Argentina court rules controversial media law constitutional
Argentina's Supreme Court has ruled that a media bill passed in 2009 is constitutional - clearing the way for the break-up of large media groups.
The country's biggest broadcasting and newspaper company, Clarin, had appealed against the law proposed by President Cristina Fernandez de Kirchner.
Critics say the bill is an attempt to silence opposition voices in Argentina.
Supporters say it will boost pluralism and reduce the dominance of big corporate interests.
Following the ruling, Clarin's share price fell nearly 6% and sales had to be suspended.
'Freedom of expression'
The group is expected to have to sell a number of lucrative radio and television licenses.
In a statement, the company said it was considering appealing to international courts.
"The most concrete proof of the true intention of this government with this law has been the enormous official colonization of media companies since its passage.

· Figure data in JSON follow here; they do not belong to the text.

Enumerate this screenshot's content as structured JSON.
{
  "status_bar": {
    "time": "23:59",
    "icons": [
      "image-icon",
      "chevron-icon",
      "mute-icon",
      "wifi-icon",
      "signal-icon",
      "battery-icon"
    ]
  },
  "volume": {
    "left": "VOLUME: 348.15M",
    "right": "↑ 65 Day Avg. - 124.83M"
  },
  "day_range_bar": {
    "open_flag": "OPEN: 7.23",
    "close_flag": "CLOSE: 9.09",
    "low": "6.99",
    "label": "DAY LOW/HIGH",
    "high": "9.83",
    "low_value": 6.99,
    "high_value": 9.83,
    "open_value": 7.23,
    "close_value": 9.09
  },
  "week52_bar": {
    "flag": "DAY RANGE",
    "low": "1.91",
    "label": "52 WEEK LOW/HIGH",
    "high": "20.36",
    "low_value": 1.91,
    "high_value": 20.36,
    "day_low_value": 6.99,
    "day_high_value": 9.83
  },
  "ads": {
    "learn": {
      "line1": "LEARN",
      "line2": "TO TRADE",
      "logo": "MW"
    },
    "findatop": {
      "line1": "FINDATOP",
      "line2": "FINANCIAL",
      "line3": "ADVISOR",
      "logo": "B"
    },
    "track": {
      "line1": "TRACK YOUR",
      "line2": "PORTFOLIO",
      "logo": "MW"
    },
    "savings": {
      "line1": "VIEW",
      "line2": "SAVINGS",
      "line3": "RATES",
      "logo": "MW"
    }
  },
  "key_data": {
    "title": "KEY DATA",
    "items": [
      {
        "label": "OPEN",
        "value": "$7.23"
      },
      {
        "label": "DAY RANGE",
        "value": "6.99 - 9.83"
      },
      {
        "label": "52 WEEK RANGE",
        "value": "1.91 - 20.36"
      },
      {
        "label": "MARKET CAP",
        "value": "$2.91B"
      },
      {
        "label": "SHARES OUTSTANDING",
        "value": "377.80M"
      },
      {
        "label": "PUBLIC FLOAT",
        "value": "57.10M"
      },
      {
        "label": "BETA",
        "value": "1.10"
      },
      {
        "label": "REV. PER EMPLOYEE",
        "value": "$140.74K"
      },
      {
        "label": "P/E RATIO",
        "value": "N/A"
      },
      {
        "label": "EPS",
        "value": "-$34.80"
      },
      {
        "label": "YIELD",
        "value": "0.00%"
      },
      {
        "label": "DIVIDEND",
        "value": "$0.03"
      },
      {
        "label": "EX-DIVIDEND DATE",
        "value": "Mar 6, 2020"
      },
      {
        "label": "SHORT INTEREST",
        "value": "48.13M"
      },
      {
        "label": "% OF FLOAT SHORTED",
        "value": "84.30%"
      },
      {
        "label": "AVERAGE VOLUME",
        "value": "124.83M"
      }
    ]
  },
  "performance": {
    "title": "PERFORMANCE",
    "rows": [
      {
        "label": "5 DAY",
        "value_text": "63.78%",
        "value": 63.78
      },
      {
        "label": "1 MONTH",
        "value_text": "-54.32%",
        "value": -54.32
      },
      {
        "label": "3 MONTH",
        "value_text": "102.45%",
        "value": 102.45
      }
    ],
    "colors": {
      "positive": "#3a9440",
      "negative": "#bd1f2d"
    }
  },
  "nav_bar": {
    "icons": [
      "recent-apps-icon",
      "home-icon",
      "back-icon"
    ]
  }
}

Today, more than 80% of the broadcast media respond directly or indirectly to the authorities," the statement said.
A panel of Supreme Court judges ruled that the law had no unconstitutional elements.
"It is legitimate that a law sets general limits a priori, because this way it favours freedom of expression and prevents the concentration of the market," they concluded.

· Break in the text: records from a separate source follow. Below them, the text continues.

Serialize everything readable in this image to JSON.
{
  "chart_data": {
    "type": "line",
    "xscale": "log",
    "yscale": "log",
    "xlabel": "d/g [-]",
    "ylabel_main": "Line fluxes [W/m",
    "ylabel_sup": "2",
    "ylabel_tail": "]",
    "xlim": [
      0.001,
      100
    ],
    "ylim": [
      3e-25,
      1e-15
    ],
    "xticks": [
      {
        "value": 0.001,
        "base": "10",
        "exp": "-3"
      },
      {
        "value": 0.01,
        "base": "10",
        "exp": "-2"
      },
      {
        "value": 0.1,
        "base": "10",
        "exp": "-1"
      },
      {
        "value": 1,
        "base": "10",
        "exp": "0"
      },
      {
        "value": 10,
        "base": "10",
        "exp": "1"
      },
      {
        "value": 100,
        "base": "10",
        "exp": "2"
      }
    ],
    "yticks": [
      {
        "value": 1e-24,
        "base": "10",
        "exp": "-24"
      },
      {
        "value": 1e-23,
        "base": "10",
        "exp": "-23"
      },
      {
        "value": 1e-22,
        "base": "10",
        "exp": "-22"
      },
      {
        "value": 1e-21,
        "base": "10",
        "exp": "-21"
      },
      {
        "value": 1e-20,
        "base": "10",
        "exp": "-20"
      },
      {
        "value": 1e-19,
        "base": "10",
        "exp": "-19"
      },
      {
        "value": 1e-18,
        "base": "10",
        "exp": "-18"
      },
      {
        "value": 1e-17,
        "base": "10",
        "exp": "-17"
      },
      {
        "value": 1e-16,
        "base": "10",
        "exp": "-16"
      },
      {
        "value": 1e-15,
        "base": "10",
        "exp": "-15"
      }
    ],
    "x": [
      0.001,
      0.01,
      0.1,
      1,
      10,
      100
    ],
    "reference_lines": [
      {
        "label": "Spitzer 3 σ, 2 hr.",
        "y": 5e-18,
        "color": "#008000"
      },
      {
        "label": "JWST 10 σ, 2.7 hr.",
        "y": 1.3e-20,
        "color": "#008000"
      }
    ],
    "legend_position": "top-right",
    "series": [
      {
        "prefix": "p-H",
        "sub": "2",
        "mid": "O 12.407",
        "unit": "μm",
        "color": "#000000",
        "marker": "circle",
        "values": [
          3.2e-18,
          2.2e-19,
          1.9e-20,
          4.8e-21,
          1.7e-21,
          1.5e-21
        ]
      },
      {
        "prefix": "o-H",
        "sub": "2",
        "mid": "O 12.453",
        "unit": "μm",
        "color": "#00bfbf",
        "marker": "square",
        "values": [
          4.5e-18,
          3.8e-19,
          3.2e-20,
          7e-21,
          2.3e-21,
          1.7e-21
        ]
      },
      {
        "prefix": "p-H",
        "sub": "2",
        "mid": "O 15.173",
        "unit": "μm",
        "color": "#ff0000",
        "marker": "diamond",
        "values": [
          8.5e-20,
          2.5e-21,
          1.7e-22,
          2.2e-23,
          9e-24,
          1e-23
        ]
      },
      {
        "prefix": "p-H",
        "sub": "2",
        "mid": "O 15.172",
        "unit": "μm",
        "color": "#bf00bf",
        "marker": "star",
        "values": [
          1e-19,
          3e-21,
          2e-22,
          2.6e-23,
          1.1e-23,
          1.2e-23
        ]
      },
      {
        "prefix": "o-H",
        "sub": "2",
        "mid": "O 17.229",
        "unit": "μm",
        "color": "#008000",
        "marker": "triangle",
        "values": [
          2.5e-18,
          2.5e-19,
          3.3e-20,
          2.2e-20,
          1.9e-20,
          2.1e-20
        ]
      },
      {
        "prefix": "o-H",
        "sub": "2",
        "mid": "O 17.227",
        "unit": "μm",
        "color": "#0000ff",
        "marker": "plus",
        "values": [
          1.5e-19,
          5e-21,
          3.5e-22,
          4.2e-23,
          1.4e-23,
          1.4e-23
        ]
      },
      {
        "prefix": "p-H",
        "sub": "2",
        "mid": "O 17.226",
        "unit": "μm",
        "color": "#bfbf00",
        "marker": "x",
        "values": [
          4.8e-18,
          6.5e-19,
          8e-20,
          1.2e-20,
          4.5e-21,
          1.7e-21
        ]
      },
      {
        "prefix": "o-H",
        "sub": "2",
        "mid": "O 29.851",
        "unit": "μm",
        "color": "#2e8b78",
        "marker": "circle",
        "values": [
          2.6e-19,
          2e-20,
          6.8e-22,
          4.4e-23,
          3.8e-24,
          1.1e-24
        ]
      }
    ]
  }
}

They also dismissed the argument by the Inter-American Press Society, an independent media association, that the law would endanger the media firm's business model.
Clarin has been involved in an open dispute against Cristina Fernandez de Kirchner's government since 2008.
The 2009 law stipulates that any one owner can hold a maximum of 24 audiovisual licenses.
It also bans TV networks from amassing more than 35% of the nation's viewers, and subjects the sale of broadcast licenses to government approval.
The Clarin group will be especially affected by a clause which bans ownership of more than one free-to-air and one cable TV stations and more than one radio station in the same city.
With its massive presence in the capital Buenos Aires, it is expected to be forced to shed control over many stations.